Gotlib est mort
Marcel Gotlieb, dit Gotlib, est décédé dimanche 4 décembre 2016 à l’âge de 82 ans, rapporte son éditeur Dargaud. Ce monument de la bande dessinée était le créateur, entre autres, de Gai-Luron, des Dingodossiers, de Superdupont ou de la Rubrique-à-Brac. « Je ne dédie ce livre à personne car je suis seul comme un chien », écrivait-il en ouverture de Ma vie-en-vrac, (éd. Flammarion), autobiographie écrite avec Gilles Verlant. Une parfaite illustration de l’humour pince-sans-rire, souvent provocateur, de ce maître du neuvième art, en retrait de la profession depuis quelques années.
Né en 1934 de parents hongrois installés à Paris, il grandit chaotiquement pendant la Seconde guerre mondiale, enfant caché dans un orphelinat (lire J’existe, je me suis rencontré, éd. Dargaud). Son père, peintre en bâtiment, ne revient pas des camps. Sa mère, couturière, glisse doucement vers la folie. Le jeune homme est timide — « Le mec qui contribuera à la libération sexuelle d’une génération entière de lecteurs, grâce à L’Echo des savanes et Fluide Glacial, rosissait quand je lui racontais des blagues de cul ou mes exploits avec les filles ! », affirme son ami Jacques Diament (in Ma vie-en-vrac). Il suit des cours du soir à l’école supérieure d’arts appliqués Duperré, fait son service militaire (dont dix mois en Allemagne), interprète Brassens à la guitare, découvre le magazine américain Mad. En 1957, il réalise sa première bande dessinée, Gilou à la plume de paon.
Cinq ans plus tard, il travaille pour le magazine Vaillant (futur Pif-Gadget), invente Nanar et Jujube, puis le cabot Gai-Luron – qui a été repris cette année, avec sa bénédiction, par Fabcaro et Pixel Vengeur. En 1965, c’est à Pilote, sous la houlette de René Goscinny, qu’il laisse exploser son talent (voir la vidéo ci-dessous, où il s’amuse avec Giraud, Alexis et Mandryka). Avec le créateur d’Astérix, il fomente les insensés Dingodossiers. Trois ans après, Gotlib, seul, fait de la Rubrique-à-brac son terrain de jeux.

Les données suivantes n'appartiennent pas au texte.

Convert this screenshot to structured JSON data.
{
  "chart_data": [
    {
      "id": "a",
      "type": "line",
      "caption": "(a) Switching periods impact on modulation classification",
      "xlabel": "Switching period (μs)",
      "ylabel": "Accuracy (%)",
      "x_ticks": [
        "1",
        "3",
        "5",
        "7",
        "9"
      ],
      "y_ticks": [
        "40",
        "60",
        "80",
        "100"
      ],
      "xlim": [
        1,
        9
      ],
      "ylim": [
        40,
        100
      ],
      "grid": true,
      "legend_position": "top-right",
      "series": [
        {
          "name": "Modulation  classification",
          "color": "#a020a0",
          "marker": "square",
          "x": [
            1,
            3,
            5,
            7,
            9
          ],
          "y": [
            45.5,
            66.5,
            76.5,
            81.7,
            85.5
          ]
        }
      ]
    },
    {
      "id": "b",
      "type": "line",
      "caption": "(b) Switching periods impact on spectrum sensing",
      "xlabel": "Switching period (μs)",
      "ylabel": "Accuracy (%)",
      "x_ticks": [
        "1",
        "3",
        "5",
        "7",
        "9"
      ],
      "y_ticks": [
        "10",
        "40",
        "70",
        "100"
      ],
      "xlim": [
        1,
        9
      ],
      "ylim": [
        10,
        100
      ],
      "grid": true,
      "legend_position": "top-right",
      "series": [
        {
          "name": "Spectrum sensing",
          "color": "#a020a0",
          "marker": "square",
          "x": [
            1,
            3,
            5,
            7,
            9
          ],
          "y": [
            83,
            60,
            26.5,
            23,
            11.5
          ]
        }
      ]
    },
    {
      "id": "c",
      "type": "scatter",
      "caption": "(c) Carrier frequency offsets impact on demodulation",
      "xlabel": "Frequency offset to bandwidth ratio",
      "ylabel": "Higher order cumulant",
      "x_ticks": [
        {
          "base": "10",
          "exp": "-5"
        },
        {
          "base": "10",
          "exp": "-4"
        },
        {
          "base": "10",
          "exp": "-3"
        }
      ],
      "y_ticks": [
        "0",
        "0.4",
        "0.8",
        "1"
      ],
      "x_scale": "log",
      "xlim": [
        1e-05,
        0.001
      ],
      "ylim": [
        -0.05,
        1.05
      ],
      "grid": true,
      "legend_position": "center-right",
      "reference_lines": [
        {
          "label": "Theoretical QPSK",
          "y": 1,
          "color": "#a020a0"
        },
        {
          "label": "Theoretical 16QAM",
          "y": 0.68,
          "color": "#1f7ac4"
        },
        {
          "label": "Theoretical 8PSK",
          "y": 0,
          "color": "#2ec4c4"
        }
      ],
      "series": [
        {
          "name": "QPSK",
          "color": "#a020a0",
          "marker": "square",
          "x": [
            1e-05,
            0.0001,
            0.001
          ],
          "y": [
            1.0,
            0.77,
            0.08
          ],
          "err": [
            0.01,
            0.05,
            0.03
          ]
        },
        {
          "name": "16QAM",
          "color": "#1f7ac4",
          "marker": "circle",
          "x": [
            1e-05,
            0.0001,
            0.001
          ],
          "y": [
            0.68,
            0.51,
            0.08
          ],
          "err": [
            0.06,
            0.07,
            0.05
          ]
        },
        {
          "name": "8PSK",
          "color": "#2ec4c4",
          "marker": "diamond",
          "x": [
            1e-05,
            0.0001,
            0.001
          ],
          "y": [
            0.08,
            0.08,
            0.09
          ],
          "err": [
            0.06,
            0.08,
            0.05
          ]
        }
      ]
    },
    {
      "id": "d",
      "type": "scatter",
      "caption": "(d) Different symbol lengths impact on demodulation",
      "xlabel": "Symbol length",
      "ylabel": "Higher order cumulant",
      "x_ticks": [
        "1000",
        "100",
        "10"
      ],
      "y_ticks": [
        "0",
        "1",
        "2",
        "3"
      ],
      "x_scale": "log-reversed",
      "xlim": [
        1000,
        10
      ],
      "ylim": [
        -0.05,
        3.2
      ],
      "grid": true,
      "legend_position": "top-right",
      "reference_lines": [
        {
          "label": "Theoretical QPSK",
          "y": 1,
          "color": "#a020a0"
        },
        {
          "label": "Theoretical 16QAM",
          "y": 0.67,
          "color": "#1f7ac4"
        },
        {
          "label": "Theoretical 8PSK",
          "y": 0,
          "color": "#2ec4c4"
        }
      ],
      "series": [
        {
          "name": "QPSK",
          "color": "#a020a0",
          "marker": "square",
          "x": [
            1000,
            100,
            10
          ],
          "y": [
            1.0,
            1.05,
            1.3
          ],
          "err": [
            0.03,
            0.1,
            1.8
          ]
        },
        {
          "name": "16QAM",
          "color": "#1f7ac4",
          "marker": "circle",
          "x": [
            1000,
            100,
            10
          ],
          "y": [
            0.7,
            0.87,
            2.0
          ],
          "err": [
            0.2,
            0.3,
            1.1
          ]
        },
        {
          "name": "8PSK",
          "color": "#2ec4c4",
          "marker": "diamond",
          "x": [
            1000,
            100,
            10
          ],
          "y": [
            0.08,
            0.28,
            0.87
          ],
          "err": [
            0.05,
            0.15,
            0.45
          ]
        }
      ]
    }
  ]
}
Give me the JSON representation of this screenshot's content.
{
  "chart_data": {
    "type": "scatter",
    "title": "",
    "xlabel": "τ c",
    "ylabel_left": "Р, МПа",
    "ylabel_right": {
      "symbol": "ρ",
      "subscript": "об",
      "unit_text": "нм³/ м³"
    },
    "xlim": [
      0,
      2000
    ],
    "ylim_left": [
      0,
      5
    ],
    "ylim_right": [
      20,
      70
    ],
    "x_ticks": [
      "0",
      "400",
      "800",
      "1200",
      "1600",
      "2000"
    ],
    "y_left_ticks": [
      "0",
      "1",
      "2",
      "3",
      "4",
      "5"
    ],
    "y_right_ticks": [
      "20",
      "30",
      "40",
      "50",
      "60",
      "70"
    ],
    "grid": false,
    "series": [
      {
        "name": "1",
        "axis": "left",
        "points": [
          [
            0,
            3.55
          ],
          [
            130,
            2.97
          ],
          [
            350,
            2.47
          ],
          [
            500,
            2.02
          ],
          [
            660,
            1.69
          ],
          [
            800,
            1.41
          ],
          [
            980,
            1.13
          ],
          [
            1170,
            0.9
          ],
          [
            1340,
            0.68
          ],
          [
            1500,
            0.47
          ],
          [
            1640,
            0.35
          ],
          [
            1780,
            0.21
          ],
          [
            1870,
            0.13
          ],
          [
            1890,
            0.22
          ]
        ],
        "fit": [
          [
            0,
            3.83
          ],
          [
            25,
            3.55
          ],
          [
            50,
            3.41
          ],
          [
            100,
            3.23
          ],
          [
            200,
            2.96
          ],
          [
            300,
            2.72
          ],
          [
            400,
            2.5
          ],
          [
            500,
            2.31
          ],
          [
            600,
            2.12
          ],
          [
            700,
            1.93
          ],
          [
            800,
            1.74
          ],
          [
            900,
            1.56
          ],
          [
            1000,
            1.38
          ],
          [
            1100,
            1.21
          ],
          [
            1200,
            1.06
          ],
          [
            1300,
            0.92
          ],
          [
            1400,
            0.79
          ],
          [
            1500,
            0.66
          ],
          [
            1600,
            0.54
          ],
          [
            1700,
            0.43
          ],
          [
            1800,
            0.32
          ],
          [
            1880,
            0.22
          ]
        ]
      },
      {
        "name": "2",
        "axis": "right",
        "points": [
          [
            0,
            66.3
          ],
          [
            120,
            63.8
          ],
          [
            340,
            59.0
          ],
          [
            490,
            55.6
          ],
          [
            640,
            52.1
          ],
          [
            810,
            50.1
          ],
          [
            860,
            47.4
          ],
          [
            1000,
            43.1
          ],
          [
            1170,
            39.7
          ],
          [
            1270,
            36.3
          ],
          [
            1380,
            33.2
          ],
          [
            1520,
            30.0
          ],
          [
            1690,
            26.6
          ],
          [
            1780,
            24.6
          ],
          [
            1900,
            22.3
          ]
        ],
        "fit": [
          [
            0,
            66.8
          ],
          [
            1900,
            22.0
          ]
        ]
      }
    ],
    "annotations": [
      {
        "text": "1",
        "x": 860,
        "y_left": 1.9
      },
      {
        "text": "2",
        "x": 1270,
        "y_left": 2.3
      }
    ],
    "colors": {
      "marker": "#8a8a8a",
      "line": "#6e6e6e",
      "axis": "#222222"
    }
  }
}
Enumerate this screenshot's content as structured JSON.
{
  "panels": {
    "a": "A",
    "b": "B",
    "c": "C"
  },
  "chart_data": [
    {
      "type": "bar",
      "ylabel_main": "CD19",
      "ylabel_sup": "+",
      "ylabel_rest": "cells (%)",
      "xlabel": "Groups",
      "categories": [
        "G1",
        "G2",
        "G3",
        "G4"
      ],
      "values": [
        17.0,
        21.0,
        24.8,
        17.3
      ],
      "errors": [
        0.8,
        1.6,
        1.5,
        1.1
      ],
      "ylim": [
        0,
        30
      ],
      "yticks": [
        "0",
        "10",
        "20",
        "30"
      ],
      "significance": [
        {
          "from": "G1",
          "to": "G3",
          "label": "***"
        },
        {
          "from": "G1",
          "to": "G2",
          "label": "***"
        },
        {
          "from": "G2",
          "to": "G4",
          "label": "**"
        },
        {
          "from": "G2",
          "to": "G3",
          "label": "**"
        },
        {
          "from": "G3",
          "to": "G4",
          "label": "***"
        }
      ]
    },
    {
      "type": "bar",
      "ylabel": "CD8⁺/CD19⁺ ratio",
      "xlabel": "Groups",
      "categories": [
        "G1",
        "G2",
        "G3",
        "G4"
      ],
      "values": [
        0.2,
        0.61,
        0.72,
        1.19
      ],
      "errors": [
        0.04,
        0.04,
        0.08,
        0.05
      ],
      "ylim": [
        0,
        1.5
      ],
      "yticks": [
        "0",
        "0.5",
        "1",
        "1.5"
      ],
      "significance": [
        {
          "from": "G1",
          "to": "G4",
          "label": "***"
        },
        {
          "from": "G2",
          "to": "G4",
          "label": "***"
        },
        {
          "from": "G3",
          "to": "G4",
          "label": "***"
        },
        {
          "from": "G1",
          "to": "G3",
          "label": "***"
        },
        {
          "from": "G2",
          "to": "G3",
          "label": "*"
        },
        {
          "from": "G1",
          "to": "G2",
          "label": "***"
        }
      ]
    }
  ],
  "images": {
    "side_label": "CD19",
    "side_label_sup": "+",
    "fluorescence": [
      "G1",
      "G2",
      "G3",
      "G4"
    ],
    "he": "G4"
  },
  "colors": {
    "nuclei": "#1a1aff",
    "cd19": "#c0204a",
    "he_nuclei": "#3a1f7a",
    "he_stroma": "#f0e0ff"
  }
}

En 1972, il s’émancipe : avec Claire Bretécher et Nikita Mandryka, il crée L’Écho des savanes, et trousse des gags plus gras, avec un dessin plus osé. En 1975, nouvelle rupture : avec son compère Jacques Diament, il lance Fluide Glacial — où Rhâââ Lovely, Pervers Pépère ou Superdupont s’épanouiront.
Dépressif chronique, Gotlib a publié son dernier album solo en 1986, mais continuait ponctuellement d’apparaître dans Fluide Glacial, notamment dans des romans photos. Dernièrement, il avait aussi relancé Superdupont avec un album intitulé Renaissance, co-écrit avec Karim Belkrouf et François Boucq et dessiné par ce dernier.
Influence majeure de nombreux auteurs actuels, il reçut le Grand Prix de la Ville d’Angoulême en 1991. En 2013, le Festival Quai des Bulles à Saint-Malo lui avait consacré une très belle exposition. Et un an plus tard, c’était au tour du Musée d’art et d’histoire du Judaïsme, à Paris, de le célébrer.